A priori, le gel des licenciements doit expirer fin juin pour les grandes entreprises, surtout dans la construction et l'industrie, et fin octobre pour les petites et moyennes entreprises, notamment dans les services.
- Le gouvernement divisé -
La coalition au pouvoir est divisée sur la question: si l'inclassable Mouvement 5 Etoiles (M5S) milite, à l'instar des syndicats, pour une nouvelle prolongation généralisée de l'interdiction de licencier, la Ligue de Matteo Salvini, parti d'extrême droite, réclame "la liberté d'embaucher" pour les entreprises.
Le ministre du Travail Andrea Orlando, membre du Parti démocrate (centre gauche) s'est hasardé en mai à annoncer devant la presse une extension du blocage des licenciements sous certaines conditions jusqu'à fin août, avant de faire marche arrière sous la pression du patronat italien.
Une solution pourrait passer par une prolongation "sélective" du gel pour certains secteurs très fragilisés comme le textile, telle que proposée par le ministre du Développement économique Giancarlo Giorgetti, membre de la Ligue.
Faut-il pour autant s'attendre à une avalanche de licenciements?
"Non, les estimations les plus réalistes parlent de 70.000 à 100.000 licenciements", déclare auprès de l'AFP Francesco Seghezzi, président de la Fondation Adapt, spécialisée dans la recherche sur le monde du travail.
Les syndicats, eux, redoutent "un million de chômeurs supplémentaires", alors que la Banque d'Italie a estimé à 440.000 le nombre de postes sauvés en 2020 grâce au blocage des licenciements.
"L'Italie a été l'un des premiers pays où la pandémie s'est répandue massivement, ce qui a généré une telle peur" que l'ancien gouvernement dirigé par Giuseppe Conte "a opté pour une fermeture généralisée de l'économie et donc un gel des licenciements" dès fin février 2020, explique M. Seghezzi.
"Les signes de reprise économique sont tellement encourageants que la levée de l'interdiction des licenciements pourrait avoir un impact moins dramatique que redouté initialement", a commenté à l'AFP David Benassi, professeur de sociologie à l'Université Bicocca de Milan.
- 'Miracle économique' -
Malgré l'interdiction en vigueur, 550.000 licenciements ont eu lieu en 2020, car ceux liés à des problèmes disciplinaires ou la fermeture d'entreprises n'ont pas été bannis. S'y ajoutent des centaines de milliers de travailleurs précaires dont le contrat n'a pas été renouvelé.

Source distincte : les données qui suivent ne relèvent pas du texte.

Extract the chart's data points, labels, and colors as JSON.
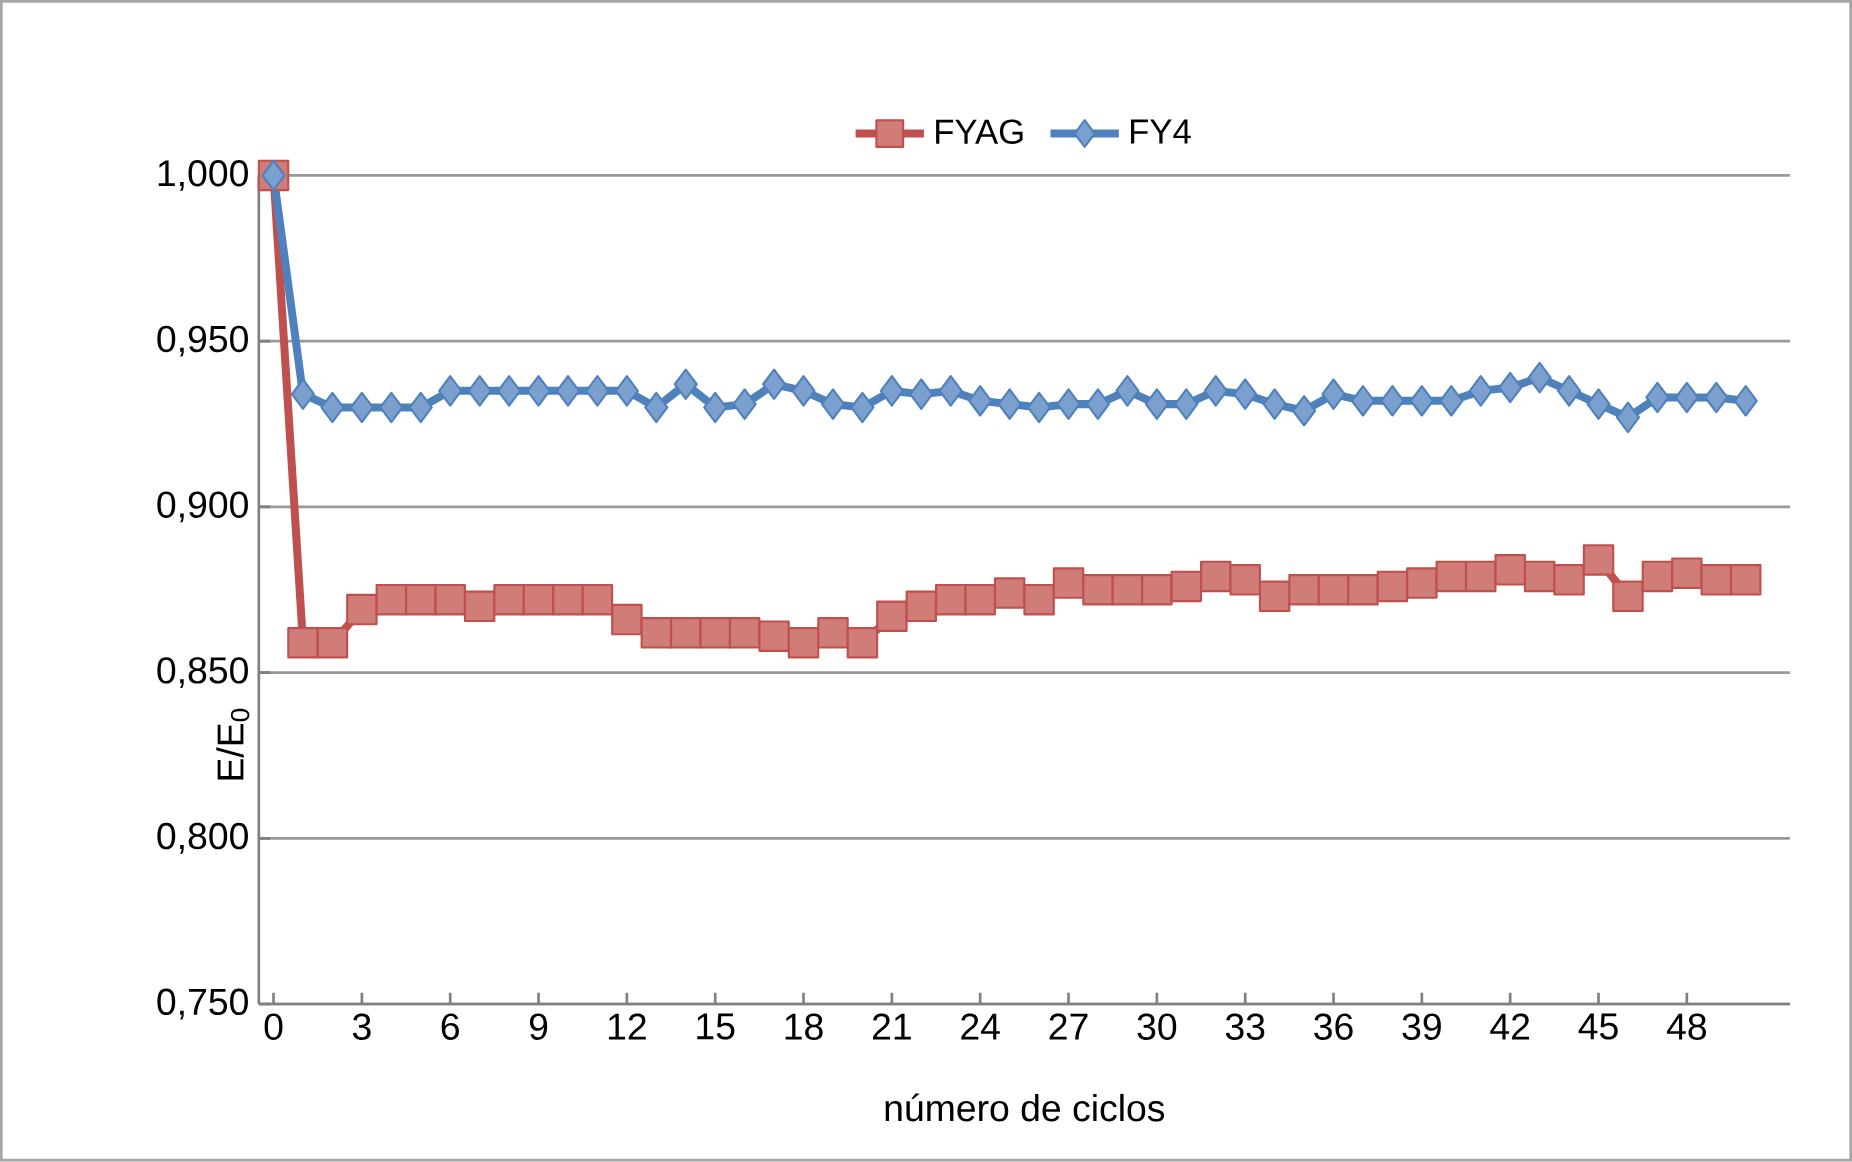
{
  "chart_data": {
    "type": "line",
    "xlabel": "número de ciclos",
    "ylabel": "E/E$_{0}$",
    "categories": [
      "0",
      null,
      null,
      "3",
      null,
      null,
      "6",
      null,
      null,
      "9",
      null,
      null,
      "12",
      null,
      null,
      "15",
      null,
      null,
      "18",
      null,
      null,
      "21",
      null,
      null,
      "24",
      null,
      null,
      "27",
      null,
      null,
      "30",
      null,
      null,
      "33",
      null,
      null,
      "36",
      null,
      null,
      "39",
      null,
      null,
      "42",
      null,
      null,
      "45",
      null,
      null,
      "48",
      null,
      null,
      null
    ],
    "series": [
      {
        "name": "FYAG",
        "color": "#c0504d",
        "marker": "square",
        "values": [
          1.0,
          0.859,
          0.859,
          0.869,
          0.872,
          0.872,
          0.872,
          0.87,
          0.872,
          0.872,
          0.872,
          0.872,
          0.866,
          0.862,
          0.862,
          0.862,
          0.862,
          0.861,
          0.859,
          0.862,
          0.859,
          0.867,
          0.87,
          0.872,
          0.872,
          0.874,
          0.872,
          0.877,
          0.875,
          0.875,
          0.875,
          0.876,
          0.879,
          0.878,
          0.873,
          0.875,
          0.875,
          0.875,
          0.876,
          0.877,
          0.879,
          0.879,
          0.881,
          0.879,
          0.878,
          0.884,
          0.873,
          0.879,
          0.88,
          0.878,
          0.878,
          null
        ]
      },
      {
        "name": "FY4",
        "color": "#4f81bd",
        "marker": "diamond",
        "values": [
          1.0,
          0.934,
          0.93,
          0.93,
          0.93,
          0.93,
          0.935,
          0.935,
          0.935,
          0.935,
          0.935,
          0.935,
          0.935,
          0.93,
          0.937,
          0.93,
          0.931,
          0.937,
          0.935,
          0.931,
          0.93,
          0.935,
          0.934,
          0.935,
          0.932,
          0.931,
          0.93,
          0.931,
          0.931,
          0.935,
          0.931,
          0.931,
          0.935,
          0.934,
          0.931,
          0.929,
          0.934,
          0.932,
          0.932,
          0.932,
          0.932,
          0.935,
          0.936,
          0.939,
          0.935,
          0.931,
          0.927,
          0.933,
          0.933,
          0.933,
          0.932,
          null
        ]
      }
    ],
    "ylim": [
      0.75,
      1.0
    ],
    "yticks": [
      {
        "value": 0.75,
        "label": "0,750"
      },
      {
        "value": 0.8,
        "label": "0,800"
      },
      {
        "value": 0.85,
        "label": "0,850"
      },
      {
        "value": 0.9,
        "label": "0,900"
      },
      {
        "value": 0.95,
        "label": "0,950"
      },
      {
        "value": 1.0,
        "label": "1,000"
      }
    ],
    "grid": "y",
    "legend": "top",
    "line_style": "solid"
  }
}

Au total, près d'un million de postes de travail ont disparu en 2020 en Italie.
Le taux de chômage a atteint 10,4% au premier trimestre, au plus haut depuis début 2019. Dans la catégorie des jeunes entre 15 et 24 ans, ce taux grimpe même à 39,2% pour les femmes et 32,7% pour les hommes.
Mais certains secteurs comme l'industrie manufacturière et la construction ont du mal à recruter, faute de main-d'oeuvre qualifiée. Près d'1,3 million de postes, dont la plupart toutefois temporaires, sont à pourvoir entre juin et août, selon l'Union des chambres de commerce (Unioncamere).
La Confindustria, principale organisation patronale du pays, se montre optimiste, tablant sur une croissance économique d'environ 5% en 2021, un pronostic partagé par la Banque d'Italie. Son président Carlo Bonomi estime que "les conditions pour un petit miracle économique sont réunies".